Styl Autorki jest dość lekki i raczej przyjemny w czytaniu. Nie ma zbyt wielu patetycznych, wzniosłych opisów, przez co nie zanudza czytelnika. Skupia się głównie na dialogach i akcji, przez co przez opowieść sunie się płynnie i przyjemnie.

Najbardziej w lekturze przeszkadzały mi liczne błędy. Nieraz brakowało przecinków bądź innych znaków interpunkcyjnych, często pojawiały się też błędy związane ze składnią, zapisem dialogów czy nawet ortografią. Często też pojawiały się zawirowania w czasach: cała narracja przeprowadzona jest w czasie przeszłym, a jednak w niektórych rozdziałach gdzieniegdzie pojawiły się czasowniki w czasie teraźniejszym. Najbardziej kłuły mnie w oczy niewydzielone przecinkami ani myślnikami wtrącenia (a przede wszystkim wtrącenia imion), błędny zapis onomatopei "och", "ech" itp., a także zbyt długie, niezrozumiałe zdania. Myślę, że dobrym rozwiązaniem byłoby odświeżenie zasad poprawności językowej bądź zatrudnienie bety, których na Wattpadzie jest wiele. Taka osoba zdecydowanie mogłaby pomóc w walce przeciwko błędom językowym.

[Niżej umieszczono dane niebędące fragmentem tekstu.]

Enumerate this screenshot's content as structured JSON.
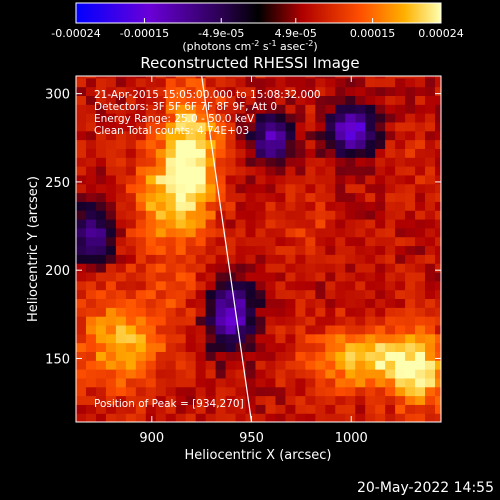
{
  "chart_data": {
    "type": "heatmap",
    "title": "Reconstructed RHESSI Image",
    "xlabel": "Heliocentric X (arcsec)",
    "ylabel": "Heliocentric Y (arcsec)",
    "xlim": [
      862,
      1045
    ],
    "ylim": [
      114,
      310
    ],
    "x_ticks": [
      900,
      950,
      1000
    ],
    "y_ticks": [
      150,
      200,
      250,
      300
    ],
    "colorbar": {
      "range": [
        -0.00024,
        0.00024
      ],
      "tick_values": [
        -0.00024,
        -0.00015,
        -4.9e-05,
        4.9e-05,
        0.00015,
        0.00024
      ],
      "tick_labels": [
        "-0.00024",
        "-0.00015",
        "-4.9e-05",
        "4.9e-05",
        "0.00015",
        "0.00024"
      ],
      "unit_label": "(photons cm",
      "unit_sup1": "-2",
      "unit_mid": " s",
      "unit_sup2": "-1",
      "unit_end": " asec",
      "unit_sup3": "-2",
      "unit_close": ")"
    },
    "grid": false,
    "annotations": [
      "21-Apr-2015 15:05:00.000 to 15:08:32.000",
      "Detectors: 3F 5F 6F 7F 8F 9F, Att 0",
      "Energy Range: 25.0 - 50.0 keV",
      "Clean     Total counts: 4.74E+03",
      "Position of Peak = [934,270]"
    ],
    "peak": [
      934,
      270
    ],
    "limb_line": [
      [
        925,
        310
      ],
      [
        950,
        114
      ]
    ],
    "bright_regions": [
      {
        "x": 920,
        "y": 265,
        "rx": 14,
        "ry": 38,
        "level": 0.00024
      },
      {
        "x": 905,
        "y": 240,
        "rx": 16,
        "ry": 30,
        "level": 0.00017
      },
      {
        "x": 885,
        "y": 160,
        "rx": 22,
        "ry": 28,
        "level": 0.00019
      },
      {
        "x": 915,
        "y": 190,
        "rx": 14,
        "ry": 20,
        "level": 0.0001
      },
      {
        "x": 1010,
        "y": 150,
        "rx": 30,
        "ry": 18,
        "level": 0.00021
      },
      {
        "x": 1035,
        "y": 140,
        "rx": 14,
        "ry": 22,
        "level": 0.00018
      },
      {
        "x": 975,
        "y": 225,
        "rx": 14,
        "ry": 18,
        "level": 0.00011
      },
      {
        "x": 1030,
        "y": 265,
        "rx": 12,
        "ry": 20,
        "level": 9e-05
      },
      {
        "x": 985,
        "y": 290,
        "rx": 12,
        "ry": 10,
        "level": 8e-05
      }
    ],
    "dark_regions": [
      {
        "x": 1000,
        "y": 280,
        "rx": 12,
        "ry": 14,
        "level": -0.00016
      },
      {
        "x": 940,
        "y": 175,
        "rx": 12,
        "ry": 20,
        "level": -0.00013
      },
      {
        "x": 960,
        "y": 275,
        "rx": 10,
        "ry": 14,
        "level": -0.00012
      },
      {
        "x": 870,
        "y": 220,
        "rx": 10,
        "ry": 16,
        "level": -0.00011
      }
    ]
  },
  "footer": {
    "date": "20-May-2022 14:55"
  }
}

Uważam, że na tę chwilę historia zmierza w jak najbardziej dobrym kierunku. Wszystkie podstawowe punkty dobrej książki, takie jak fabuła, bohaterowie, pomysł na świat przedstawiony, są na dość dobrym poziomie, choć bez wątpienia da się osiągnąć lepszy, by historia wciągała całkowicie w niesamowity świat. Jeżeli zostaną poprawione wszystkie błędy językowe opowieść ta stanie się zdecydowanie wartą polecenia lekturą, w sam raz na jakiś zimny, deszczowy listopadowy wieczór. Mam nadzieję, że zachęciłam potencjalnych czytelników do dodania tej opowieści do swojej biblioteki, a Tobie, Autorko, życzę dużo motywacji do pisania i dalszych sukcesów na literackiej drodze!